The governance of health data in the AI era: A scoping review and computational topic model of the global research landscape

Published May 22, 2026 on Dryad. https://doi.org/10.5061/dryad.76hdr7t9s

Data files

May 22, 2026 version files 16.84 KB

JAMIA_OPEN_Appendix.xlsx

13.34 KB
README.md

3.50 KB

Abstract

Background: The integration of artificial intelligence (AI) into healthcare is critically dependent on vast quantities of patient data, igniting an urgent global debate on data ownership, privacy, and governance. While numerous perspectives exist, the empirical structure and evolution of this scholarly discourse remain uncharacterized. We aimed to systematically map the conceptual landscape of research on AI and health data governance to identify its core themes, temporal trends, and key focus areas.

Methods: We conducted a scoping review according to PRISMA guidelines, searching PubMed, Scopus, and Web of Science for peer-reviewed articles published between Jan 1, 2018, and May 31, 2025. We performed a descriptive analysis of publication trends. Using Latent Dirichlet Allocation (LDA), we applied computational topic modelling to the abstracts, which serve as concise summaries of each article's core contributions, to identify latent thematic structures. Topic trends were analyzed using linear regression.

Findings: 43 articles met the inclusion criteria. The volume of publications has increased substantially since 2018. Our LDA analysis identified five distinct research topics: (1) AI Applications & Ownership, (2) AI Models & Data Privacy, (3) Data Sharing Platforms & Technology, (4) Ethical & Legal Concerns, and (5) AI Development & Implementation. Over the study period, research on "Ethical & Legal Concerns" showed a statistically significant increasing trend in prevalence (slope=0.023, p=0.008), becoming the most dominant topic in recent years.

Interpretation:The scholarly discourse on AI and health data has matured, shifting from foundational questions of technical implementation towards a dominant focus on complex ethical and legal challenges. This data-driven evidence signals an urgent need for clinical leaders and policymakers to move beyond theoretical discussions and implement robust, practical governance frameworks. Failure to address this governance gap risks impeding trustworthy AI innovation and eroding public trust, thereby limiting the potential of AI to improve patient outcomes equitably.
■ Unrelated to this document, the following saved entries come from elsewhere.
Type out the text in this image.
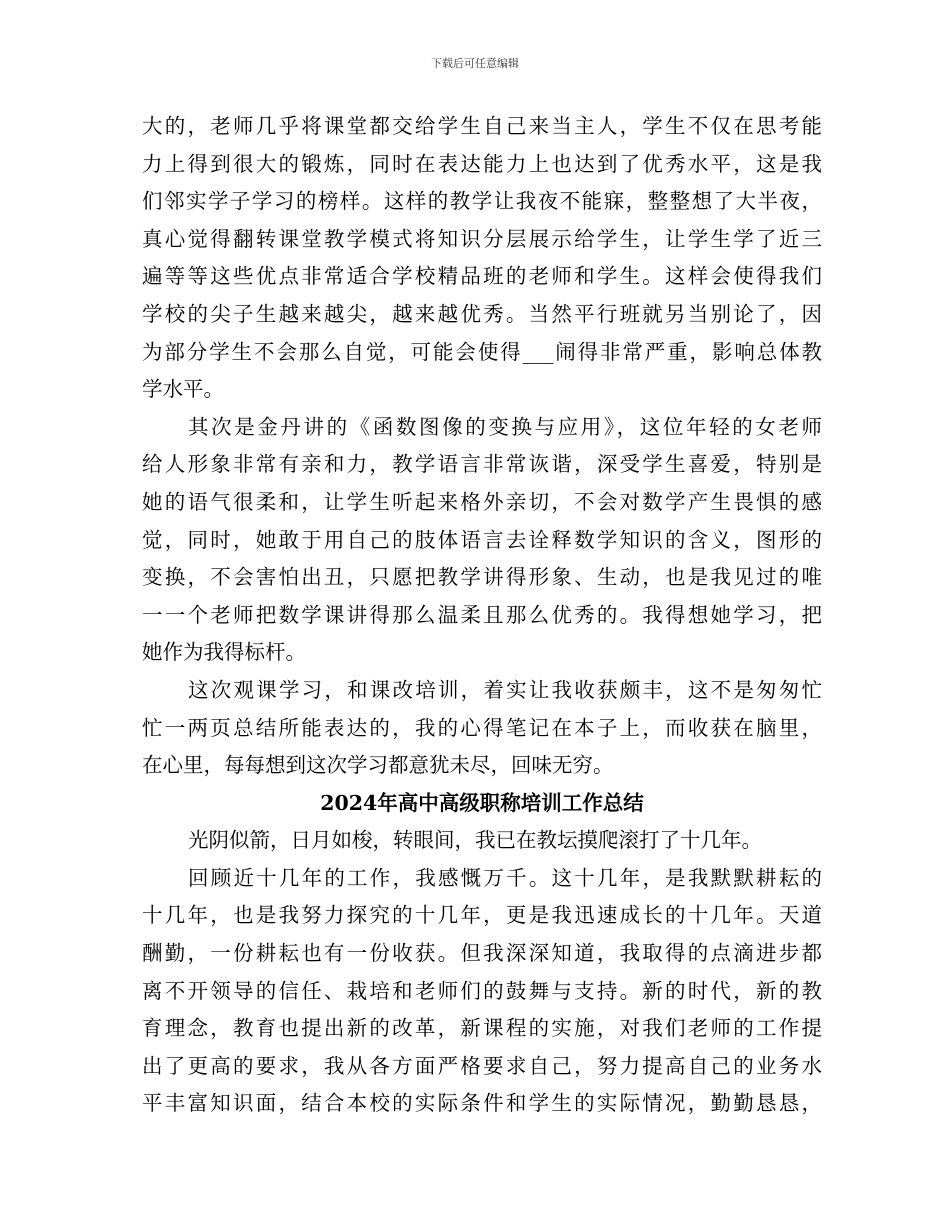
下载后可任意编辑
大的，老师几乎将课堂都交给学生自己来当主人，学生不仅在思考能
力上得到很大的锻炼，同时在表达能力上也达到了优秀水平，这是我
们邻实学子学习的榜样。这样的教学让我夜不能寐，整整想了大半夜，
真心觉得翻转课堂教学模式将知识分层展示给学生，让学生学了近三
遍等等这些优点非常适合学校精品班的老师和学生。这样会使得我们
学校的尖子生越来越尖，越来越优秀。当然平行班就另当别论了，因
为部分学生不会那么自觉，可能会使得___闹得非常严重，影响总体教
学水平。
其次是金丹讲的《函数图像的变换与应用》，这位年轻的女老师
给人形象非常有亲和力，教学语言非常诙谐，深受学生喜爱，特别是
她的语气很柔和，让学生听起来格外亲切，不会对数学产生畏惧的感
觉，同时，她敢于用自己的肢体语言去诠释数学知识的含义，图形的
变换，不会害怕出丑，只愿把教学讲得形象、生动，也是我见过的唯
一一个老师把数学课讲得那么温柔且那么优秀的。我得想她学习，把
她作为我得标杆。
这次观课学习，和课改培训，着实让我收获颇丰，这不是匆匆忙
忙一两页总结所能表达的，我的心得笔记在本子上，而收获在脑里，
在心里，每每想到这次学习都意犹未尽，回味无穷。
2024年高中高级职称培训工作总结
光阴似箭，日月如梭，转眼间，我已在教坛摸爬滚打了十几年。
回顾近十几年的工作，我感慨万千。这十几年，是我默默耕耘的
十几年，也是我努力探究的十几年，更是我迅速成长的十几年。天道
酬勤，一份耕耘也有一份收获。但我深深知道，我取得的点滴进步都
离不开领导的信任、栽培和老师们的鼓舞与支持。新的时代，新的教
育理念，教育也提出新的改革，新课程的实施，对我们老师的工作提
出了更高的要求，我从各方面严格要求自己，努力提高自己的业务水
平丰富知识面，结合本校的实际条件和学生的实际情况，勤勤恳恳，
The governance of health data in the AI era: a scoping review and computational topic model of the global research landscape

Access this dataset on Dryad

This dataset contains the literature repository utilized for a scoping review and computational topic modeling analysis focused on health data governance. The collection spans across peer-reviewed publications examining the intersection of artificial intelligence, biomedical data stewardship, privacy regulations, and ethical frameworks. The data files map out the primary bibliometric details of the analyzed literature corpus, which served as the foundational source text for generating latent Dirichlet allocation topic distributions, tracking historical publication trajectories, and mapping global research networks.
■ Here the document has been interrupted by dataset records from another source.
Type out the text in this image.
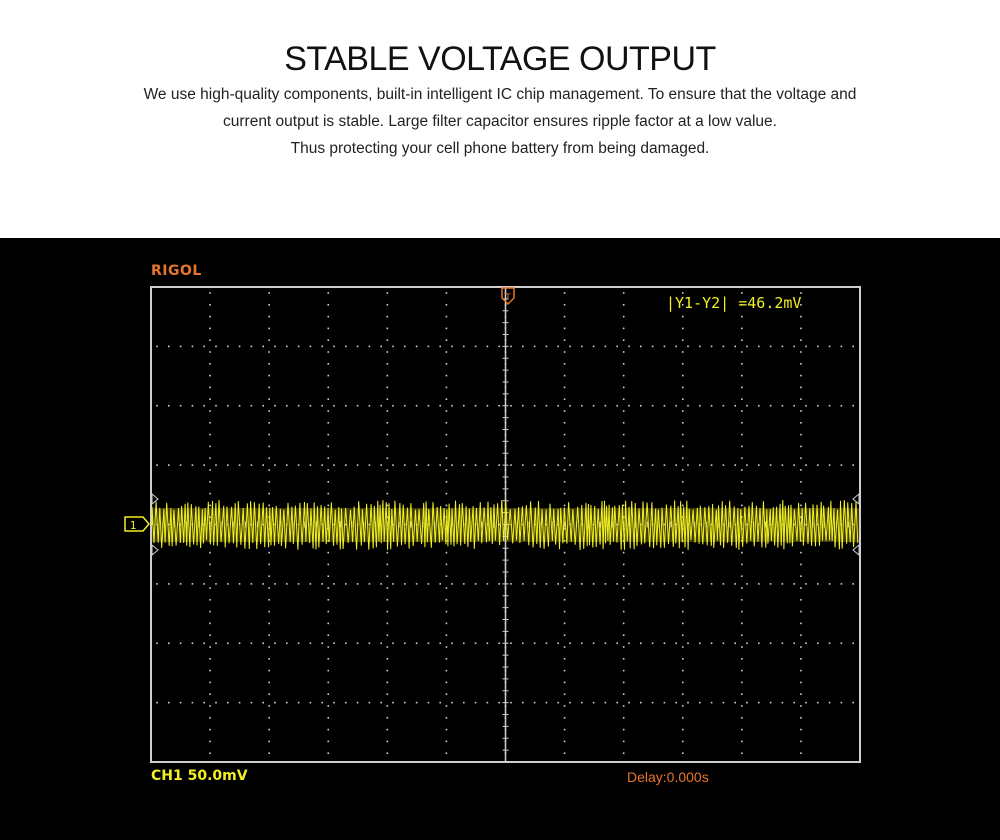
STABLE VOLTAGE OUTPUT
We use high-quality components, built-in intelligent IC chip management. To ensure that the voltage and
current output is stable. Large filter capacitor ensures ripple factor at a low value.
Thus protecting your cell phone battery from being damaged.
T
1
RIGOL
|Y1-Y2| =46.2mV
CH1 50.0mV	Delay:0.000s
Description of the data and file structure

The repository consists of the main text manuscript, four high-resolution analytic figures, and an index spreadsheet containing metadata records for the foundational studies identified during the scoping review workflow. This collection serves as the core package for replicating the textual analyses and exploring the included research landscape.

File list

File: JAMIA_OPEN_Appendix.xlsx

Description: Comprehensive literature repository spreadsheet containing forty-three identified baseline publications utilized for the review.

Variables and fields:

id: A unique sequential integer assigned to each identified study within the literature repository, serving as the primary index key.
authors: The full list of contributing researchers or institutional groups credited with publishing the corresponding study.
year: The specific calendar year in which the work was officially published, enabling temporal trend mapping.
title: The complete bibliographic title of the research paper, textbook chapter, or position paper selected for the thematic analysis.
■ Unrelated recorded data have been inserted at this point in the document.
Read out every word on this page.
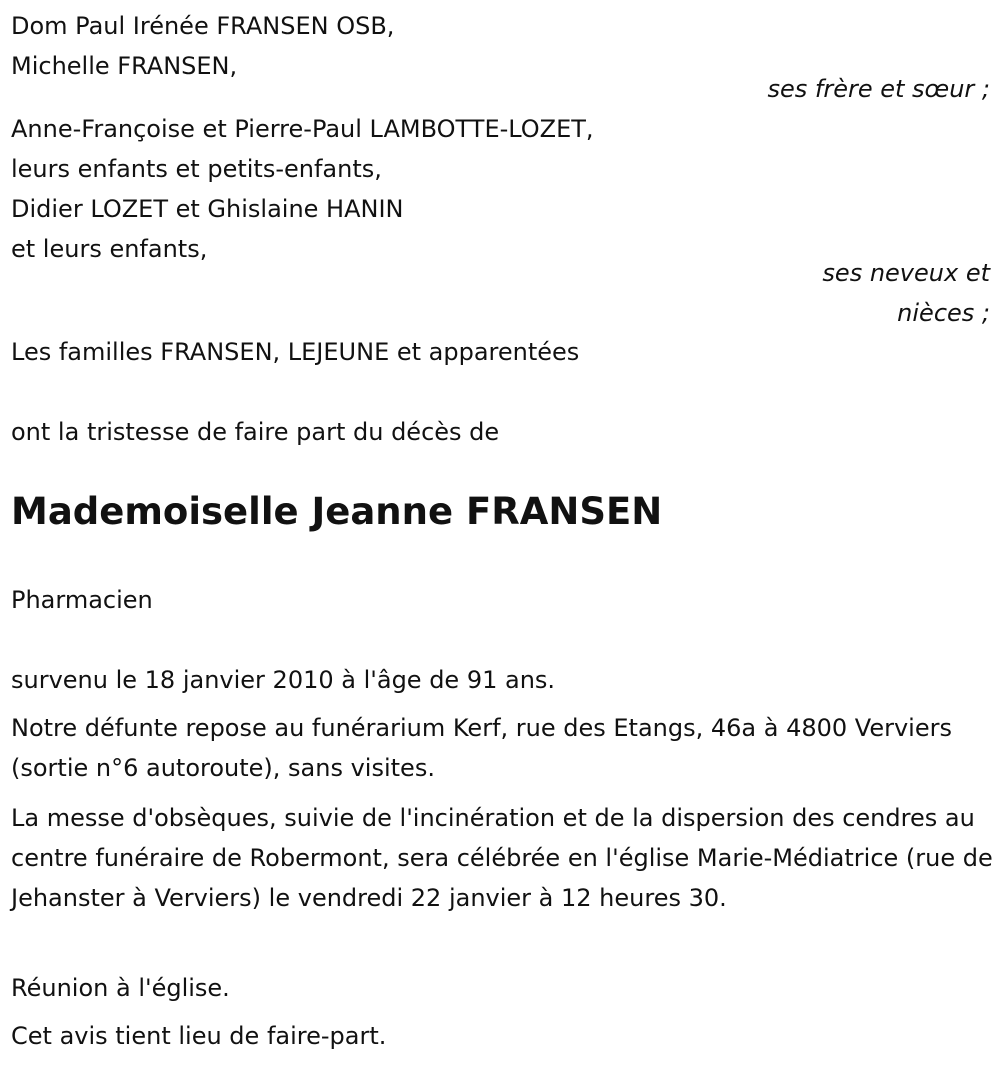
Dom Paul Irénée FRANSEN OSB,
Michelle FRANSEN,
ses frère et sœur ;
Anne-Françoise et Pierre-Paul LAMBOTTE-LOZET,
leurs enfants et petits-enfants,
Didier LOZET et Ghislaine HANIN
et leurs enfants,
ses neveux et
nièces ;
Les familles FRANSEN, LEJEUNE et apparentées
ont la tristesse de faire part du décès de
Mademoiselle Jeanne FRANSEN
Pharmacien
survenu le 18 janvier 2010 à l'âge de 91 ans.
Notre défunte repose au funérarium Kerf, rue des Etangs, 46a à 4800 Verviers (sortie n°6 autoroute), sans visites.
La messe d'obsèques, suivie de l'incinération et de la dispersion des cendres au centre funéraire de Robermont, sera célébrée en l'église Marie-Médiatrice (rue de Jehanster à Verviers) le vendredi 22 janvier à 12 heures 30.
Réunion à l'église.
Cet avis tient lieu de faire-part.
Missing data codes and abbreviations

No data fields are missing or omitted from this curated matrix. There are no specialized abbreviations or acronyms used within the columns that require separate decoding sheets.

Sharing/Access information

The data was gathered, extracted, and structured during the comprehensive literature search and screening phases of the scoping review.

Links to other publicly accessible locations of the data:

https://doi.org/10.5061/dryad.76hdr7t9s

Data was derived from the following sources:

Academic literature indexes including PubMed, Web of Science, and Scopus repositories.

Code/Software

The computational modeling and text processing workflows were performed using specialized data science environments. Latent Dirichlet allocation topic modeling and visualization of the research trends were implemented using Python and R programming environments.

Software environment and packages

Python version 3.10 or higher with packages:
- pandas for data structure management
- numpy for matrix calculations
- gensim for text analysis and latent Dirichlet allocation modeling
- nltk for tokenization and text preprocessing
R version 4.2 or higher for supplementary bibliometric charting and network visualizations.

All spreadsheet files can be viewed and manipulated using standard spreadsheet software such as Microsoft Excel, Google Sheets, or open-source equivalents. Images can be viewed via any standard image viewer tool.